Assessore regionale al turismo.
Le Marche industriali, da nord a sud, col tempo si sono fatte grandi di numeri e fatturati e fama senza minimamente pensare a una cultura manageriale seria che durasse nel tempo e nel tempo parasse i colpi. Troppe piramidi padronali, poca formazione, troppi vertici, poca squadra. La parcellizzazione delle tre attuali Confindustrie su una regione medio piccola racconta che siamo ancora intossicati.
Una regione orfana del suo capoluogo non può che diventare terra di nessuno e un domani rischiare di farsi persino merce di scambio.

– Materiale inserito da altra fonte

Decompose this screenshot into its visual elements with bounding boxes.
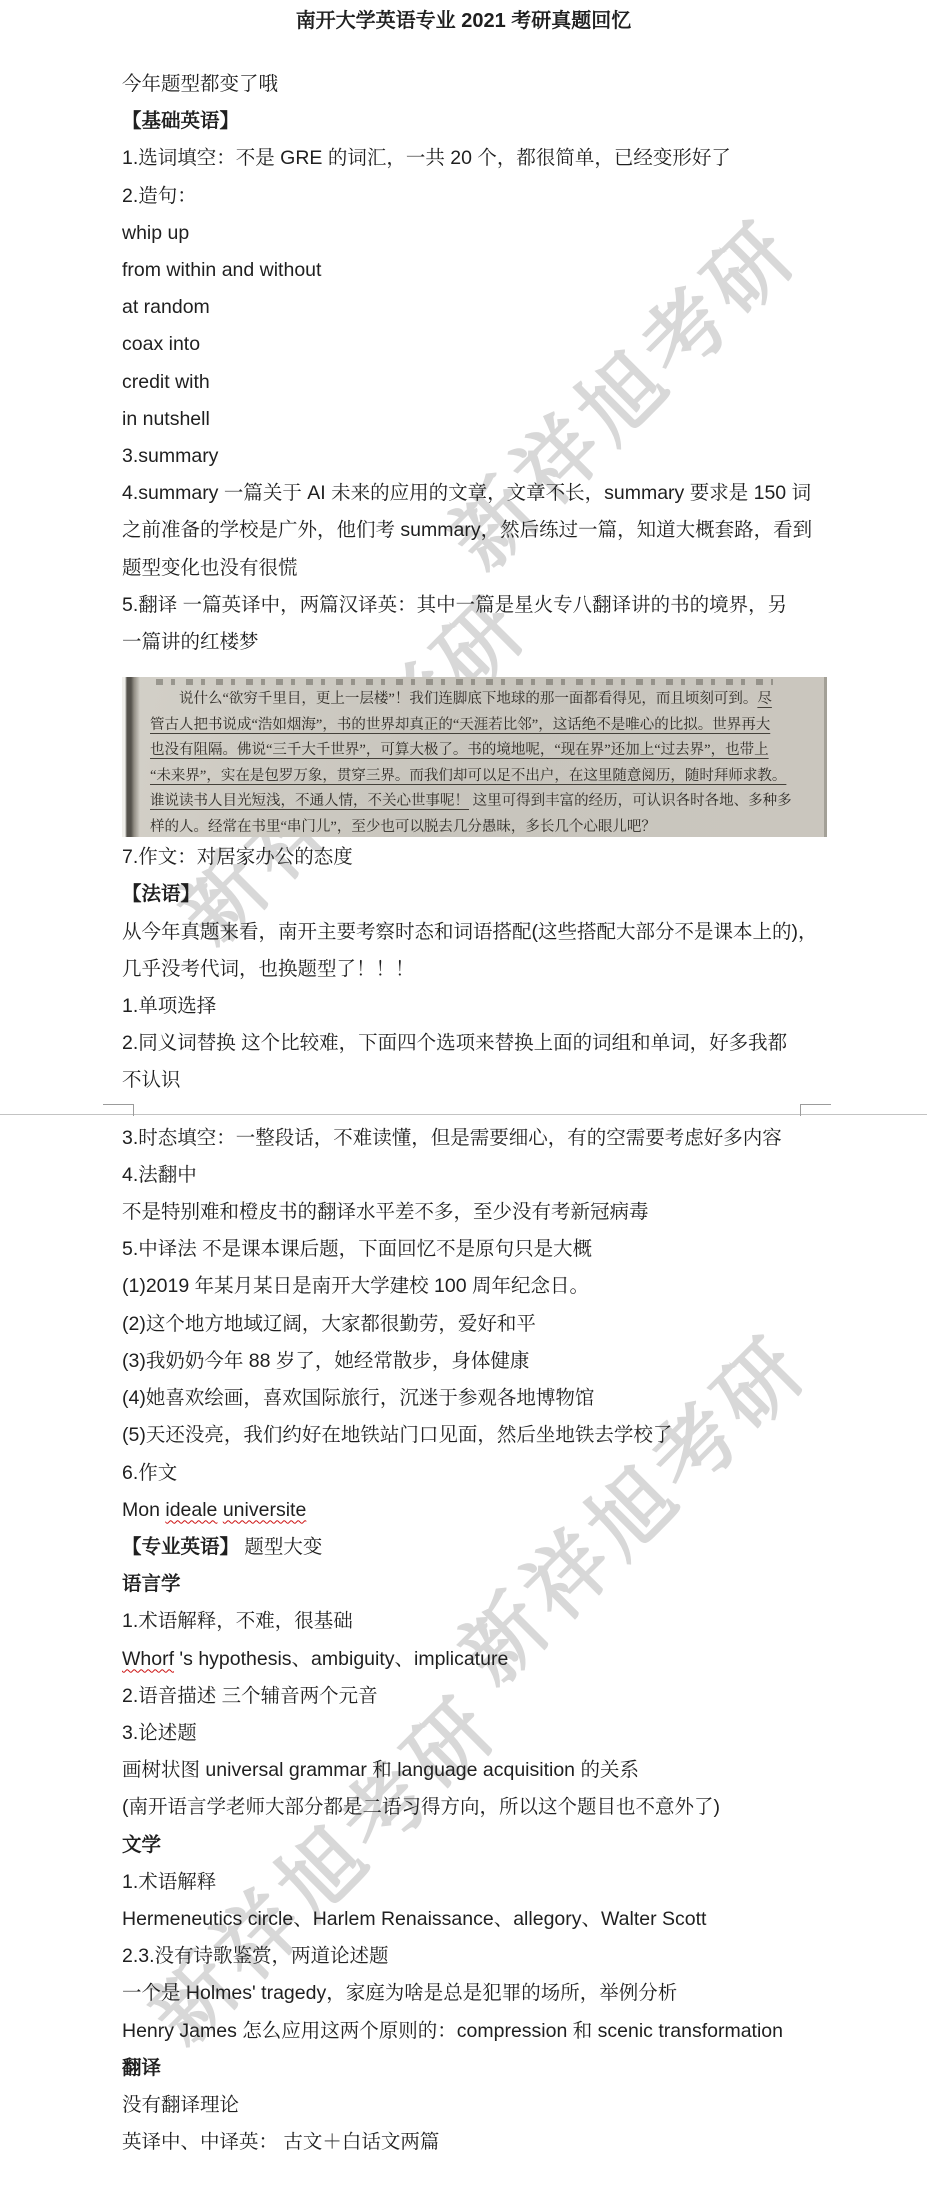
text-line: 几乎没考代词，也换题型了！！！ (122, 951, 827, 988)
text-line: 不认识 (122, 1062, 827, 1099)
text-line: at random (122, 289, 827, 326)
text-line: 英译中、中译英： 古文＋白话文两篇 (122, 2124, 827, 2161)
text-line: Mon ideale universite (122, 1492, 827, 1529)
text-segment: Mon (122, 1499, 165, 1521)
text-line: whip up (122, 215, 827, 252)
word-document-page: { "title": "南开大学英语专业 2021 考研真题回忆", "wate… (0, 0, 927, 2190)
text-line: Henry James 怎么应用这两个原则的：compression 和 sce… (122, 2013, 827, 2050)
text-line: 文学 (122, 1827, 827, 1864)
margin-marker-left (103, 1104, 134, 1116)
text-line: in nutshell (122, 401, 827, 438)
text-line: 【法语】 (122, 876, 827, 913)
page-title: 南开大学英语专业 2021 考研真题回忆 (0, 6, 927, 36)
text-line: 1.单项选择 (122, 988, 827, 1025)
page-break-line (0, 1114, 927, 1115)
text-line: 【基础英语】 (122, 103, 827, 140)
text-line: 之前准备的学校是广外，他们考 summary，然后练过一篇，知道大概套路，看到 (122, 512, 827, 549)
cropped-text-line (156, 679, 773, 685)
text-line: (5)天还没亮，我们约好在地铁站门口见面，然后坐地铁去学校了 (122, 1417, 827, 1454)
text-line: 【专业英语】 题型大变 (122, 1529, 827, 1566)
page-gap (122, 1100, 827, 1120)
text-line: (3)我奶奶今年 88 岁了，她经常散步，身体健康 (122, 1343, 827, 1380)
text-line: 没有翻译理论 (122, 2087, 827, 2124)
text-segment: 也没有阻隔。佛说“三千大千世界”，可算大极了。书的境地呢，“现在界”还加上“过去… (150, 742, 769, 758)
text-line: 3.论述题 (122, 1715, 827, 1752)
text-line: 不是特别难和橙皮书的翻译水平差不多，至少没有考新冠病毒 (122, 1194, 827, 1231)
text-line: 1.术语解释，不难，很基础 (122, 1603, 827, 1640)
text-segment: 【专业英语】 (122, 1536, 239, 1558)
text-line: (4)她喜欢绘画，喜欢国际旅行，沉迷于参观各地博物馆 (122, 1380, 827, 1417)
text-segment: 管古人把书说成“浩如烟海”，书的世界却真正的“天涯若比邻”，这话绝不是唯心的比拟… (150, 717, 770, 733)
book-page-photo[interactable]: 说什么“欲穷千里目，更上一层楼”！我们连脚底下地球的那一面都看得见，而且顷刻可到… (122, 677, 827, 837)
book-text-line: 管古人把书说成“浩如烟海”，书的世界却真正的“天涯若比邻”，这话绝不是唯心的比拟… (150, 713, 821, 739)
book-spine-shadow (122, 677, 140, 837)
text-line: 5.中译法 不是课本课后题，下面回忆不是原句只是大概 (122, 1231, 827, 1268)
text-line: 2.语音描述 三个辅音两个元音 (122, 1678, 827, 1715)
text-line: (南开语言学老师大部分都是二语习得方向，所以这个题目也不意外了) (122, 1789, 827, 1826)
text-segment: 样的人。经常在书里“串门儿”，至少也可以脱去几分愚昧，多长几个心眼儿吧？ (150, 819, 656, 835)
text-line: 题型变化也没有很慌 (122, 550, 827, 587)
text-segment: 尽 (757, 691, 772, 707)
text-line: 6.作文 (122, 1455, 827, 1492)
text-line: 7.作文：对居家办公的态度 (122, 839, 827, 876)
book-text-line: “未来界”，实在是包罗万象，贯穿三界。而我们却可以足不出户，在这里随意阅历，随时… (150, 764, 821, 790)
text-line: 1.术语解释 (122, 1864, 827, 1901)
text-line: 今年题型都变了哦 (122, 66, 827, 103)
text-line: 3.时态填空：一整段话，不难读懂，但是需要细心，有的空需要考虑好多内容 (122, 1120, 827, 1157)
margin-marker-right (800, 1104, 831, 1116)
text-line: 3.summary (122, 438, 827, 475)
text-line: 4.summary 一篇关于 AI 未来的应用的文章，文章不长，summary … (122, 475, 827, 512)
text-line: credit with (122, 364, 827, 401)
text-line: (2)这个地方地域辽阔，大家都很勤劳，爱好和平 (122, 1306, 827, 1343)
text-line: 5.翻译 一篇英译中，两篇汉译英：其中一篇是星火专八翻译讲的书的境界，另 (122, 587, 827, 624)
text-line: (1)2019 年某月某日是南开大学建校 100 周年纪念日。 (122, 1268, 827, 1305)
text-segment: Whorf (122, 1648, 174, 1670)
book-text-line: 也没有阻隔。佛说“三千大千世界”，可算大极了。书的境地呢，“现在界”还加上“过去… (150, 738, 821, 764)
text-line: coax into (122, 326, 827, 363)
book-text-line: 谁说读书人目光短浅，不通人情，不关心世事呢！ 这里可得到丰富的经历，可认识各时各… (150, 789, 821, 815)
text-segment: ideale (165, 1499, 217, 1521)
text-segment: 这里可得到丰富的经历，可认识各时各地、多种多 (469, 793, 792, 809)
book-text-block: 说什么“欲穷千里目，更上一层楼”！我们连脚底下地球的那一面都看得见，而且顷刻可到… (150, 678, 821, 837)
text-line: 4.法翻中 (122, 1157, 827, 1194)
text-line: Hermeneutics circle、Harlem Renaissance、a… (122, 1901, 827, 1938)
book-text-line: 样的人。经常在书里“串门儿”，至少也可以脱去几分愚昧，多长几个心眼儿吧？ (150, 815, 821, 838)
text-line: Whorf 's hypothesis、ambiguity、implicatur… (122, 1641, 827, 1678)
text-segment: 说什么“欲穷千里目，更上一层楼”！我们连脚底下地球的那一面都看得见，而且顷刻可到… (179, 691, 757, 707)
text-line: 从今年真题来看，南开主要考察时态和词语搭配(这些搭配大部分不是课本上的)， (122, 914, 827, 951)
text-line: 2.同义词替换 这个比较难，下面四个选项来替换上面的词组和单词，好多我都 (122, 1025, 827, 1062)
text-segment: 谁说读书人目光短浅，不通人情，不关心世事呢！ (150, 793, 469, 809)
text-line: 画树状图 universal grammar 和 language acquis… (122, 1752, 827, 1789)
text-line: 2.造句： (122, 178, 827, 215)
text-segment: universite (223, 1499, 306, 1521)
text-line: 2.3.没有诗歌鉴赏，两道论述题 (122, 1938, 827, 1975)
text-segment: 's hypothesis、ambiguity、implicature (174, 1648, 508, 1670)
text-segment: “未来界”，实在是包罗万象，贯穿三界。而我们却可以足不出户，在这里随意阅历，随时… (150, 768, 786, 784)
text-line: 翻译 (122, 2050, 827, 2087)
text-line: 语言学 (122, 1566, 827, 1603)
text-line: 1.选词填空：不是 GRE 的词汇，一共 20 个，都很简单，已经变形好了 (122, 140, 827, 177)
text-line: 一个是 Holmes' tragedy，家庭为啥是总是犯罪的场所，举例分析 (122, 1975, 827, 2012)
text-line: from within and without (122, 252, 827, 289)
text-segment: 题型大变 (239, 1536, 322, 1558)
text-line: 一篇讲的红楼梦 (122, 624, 827, 661)
book-text-line: 说什么“欲穷千里目，更上一层楼”！我们连脚底下地球的那一面都看得见，而且顷刻可到… (150, 687, 821, 713)
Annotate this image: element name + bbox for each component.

Per intuire dove le Marche culturalmente stiano andando, l’occhio andrebbe spostato verso sud, sempre sottovalutato sempre declassato come ogni sud del mondo. Terra di scarpari: sento appellarle così da quando sono piccola, tutte le zone intorno a Fermo e Macerata finché un Della Valle non alzò vertiginosamente l’asticella costringendo i mercati internazionali a guardare proprio lì. Nemmeno noi marchigiani eravamo capaci di dirci bravi da soli, tra di noi, pur davanti a simili successi. Il baricentro su Civitanova Marche oggi fa intuire il perno più attendibile di un’espressione culturale nuova che costringe finalmente i marchigiani a parlarsi tra di loro: lì, soltanto lì, sta rinascendo una pelle che potrebbe sembrare nuova senza le puzze del passato. Lì si stanno mischiando gli stranieri, i lavori, i modelli familiari, le religioni, le razze, le piazze. Soprattutto stranieri che cercano di integrarsi senza potersi permettere “se lui, allora io”.
Finiti i distretti, in crisi le scarpe e ingrate le banche, è tempo di lavorare su un sentire comune e non più da mezzadri per indole. Con centottanta chilometri di costa non puoi navigare solo a vista e intanto devi stare attento pure alla risacca che, di tutte le correnti, è tra le più insidiose. Il metodo migliore per uscirne incolumi è nuotare parallelamente alla costa, risparmiare il fiato, non strafare cercando di raggiungere subito la riva, risparmiare le energie perché quel riflusso alla lunga sfianca e chiede tempo ed è meglio uscirne passandogli di lato. L’intraprendenza ha bisogno di più tattica.
C’è tanta risacca nelle Marche ormai da anni e la pressione spinge: non c’è più tempo per tremare, almeno in ciò che dipende da noi come persone e sperando che Madre Terra, da là sotto, ce la mandi ancora buona. C’è tanta bellezza in queste Marche e la paura non può continuare a rugarle il viso.